Repelita Jakarta - Kabar mengenai rencana kehadiran mantan Presiden Joko Widodo dalam persidangan kasus tudingan ijazah palsu yang melibatkan Roy Suryo dan Dokter Tifa kembali menjadi sorotan publik.
Informasi tersebut disampaikan melalui kanal YouTube Sahabat soleh yang mengulas perkembangan terbaru seputar batasan kehadiran Jokowi di ruang sidang.
ADVERTISEMENT
Menurut pembahasan di kanal tersebut, muncul pernyataan bahwa Jokowi hanya akan menghadiri sidang sebanyak satu kali saja selama proses persidangan berlangsung.
Banyak pihak mulai mempertanyakan alasan di balik pembatasan tersebut dan menilai apakah hal itu sesuai dengan prosedur hukum yang berlaku.
Dalam unggahan di kanal YouTube Sahabat soleh, dijelaskan bahwa situasi ini memicu kecurigaan terkait kemungkinan adanya pengaturan agenda sidang agar kehadiran Jokowi cukup dilakukan sekali.
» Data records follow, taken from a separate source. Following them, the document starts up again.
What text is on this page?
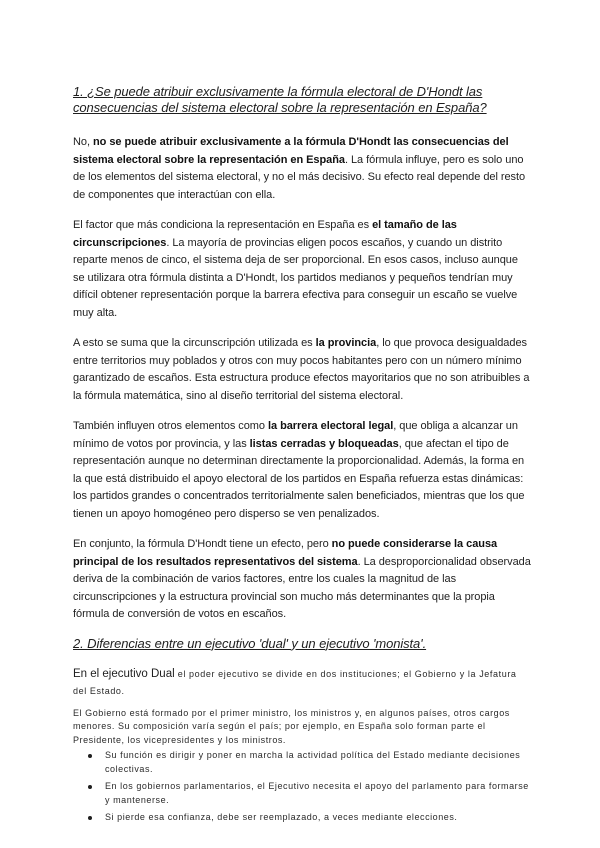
1. ¿Se puede atribuir exclusivamente la fórmula electoral de D'Hondt las consecuencias del sistema electoral sobre la representación en España?

No, no se puede atribuir exclusivamente a la fórmula D'Hondt las consecuencias del sistema electoral sobre la representación en España. La fórmula influye, pero es solo uno de los elementos del sistema electoral, y no el más decisivo. Su efecto real depende del resto de componentes que interactúan con ella.

El factor que más condiciona la representación en España es el tamaño de las circunscripciones. La mayoría de provincias eligen pocos escaños, y cuando un distrito reparte menos de cinco, el sistema deja de ser proporcional. En esos casos, incluso aunque se utilizara otra fórmula distinta a D'Hondt, los partidos medianos y pequeños tendrían muy difícil obtener representación porque la barrera efectiva para conseguir un escaño se vuelve muy alta.

A esto se suma que la circunscripción utilizada es la provincia, lo que provoca desigualdades entre territorios muy poblados y otros con muy pocos habitantes pero con un número mínimo garantizado de escaños. Esta estructura produce efectos mayoritarios que no son atribuibles a la fórmula matemática, sino al diseño territorial del sistema electoral.

También influyen otros elementos como la barrera electoral legal, que obliga a alcanzar un mínimo de votos por provincia, y las listas cerradas y bloqueadas, que afectan el tipo de representación aunque no determinan directamente la proporcionalidad. Además, la forma en la que está distribuido el apoyo electoral de los partidos en España refuerza estas dinámicas: los partidos grandes o concentrados territorialmente salen beneficiados, mientras que los que tienen un apoyo homogéneo pero disperso se ven penalizados.

En conjunto, la fórmula D'Hondt tiene un efecto, pero no puede considerarse la causa principal de los resultados representativos del sistema. La desproporcionalidad observada deriva de la combinación de varios factores, entre los cuales la magnitud de las circunscripciones y la estructura provincial son mucho más determinantes que la propia fórmula de conversión de votos en escaños.

2. Diferencias entre un ejecutivo 'dual' y un ejecutivo 'monista'.

En el ejecutivo Dual el poder ejecutivo se divide en dos instituciones; el Gobierno y la Jefatura del Estado.

El Gobierno está formado por el primer ministro, los ministros y, en algunos países, otros cargos menores. Su composición varía según el país; por ejemplo, en España solo forman parte el Presidente, los vicepresidentes y los ministros.

Su función es dirigir y poner en marcha la actividad política del Estado mediante decisiones colectivas.
En los gobiernos parlamentarios, el Ejecutivo necesita el apoyo del parlamento para formarse y mantenerse.
Si pierde esa confianza, debe ser reemplazado, a veces mediante elecciones.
Roy Suryo sendiri sebelumnya sempat menekankan agar tidak ada upaya merekayasa jadwal persidangan supaya pihak pelapor hanya perlu hadir dalam satu kesempatan.
Ia menegaskan bahwa nomor perkara dan tahapan sidang antara dirinya serta Dokter Tifa berbeda sehingga tidak seharusnya digabungkan demi kemudahan satu pihak.
Pernyataan Roy Suryo itu disampaikan dalam konteks permintaan agar proses hukum berjalan sesuai mekanisme yang ada tanpa intervensi terhadap agenda majelis hakim.
Sementara itu, kuasa hukum Jokowi sebelumnya telah memastikan kliennya siap hadir untuk menunjukkan dokumen ijazah asli mulai dari jenjang SD hingga S1 apabila dipanggil oleh majelis hakim.
Namun, kehadiran tersebut tidak berarti harus mengikuti seluruh rangkaian sidang dari awal hingga akhir, melainkan sesuai dengan agenda pembuktian yang ditentukan pengadilan.
Kasus ini sendiri berawal dari laporan pencemaran nama baik terkait tuduhan bahwa ijazah Jokowi palsu, yang kemudian membawa Roy Suryo dan Dokter Tifa sebagai terdakwa di Pengadilan Negeri Jakarta Timur.
Proses hukum masih terus berjalan dengan tahapan yang berbeda antara kedua terdakwa, termasuk pembacaan dakwaan dan nota perlawanan yang dijadwalkan dalam waktu dekat.
Publik pun menunggu bagaimana majelis hakim akan mengatur kehadiran saksi pelapor agar proses persidangan tetap objektif dan sesuai ketentuan perundang-undangan yang berlaku.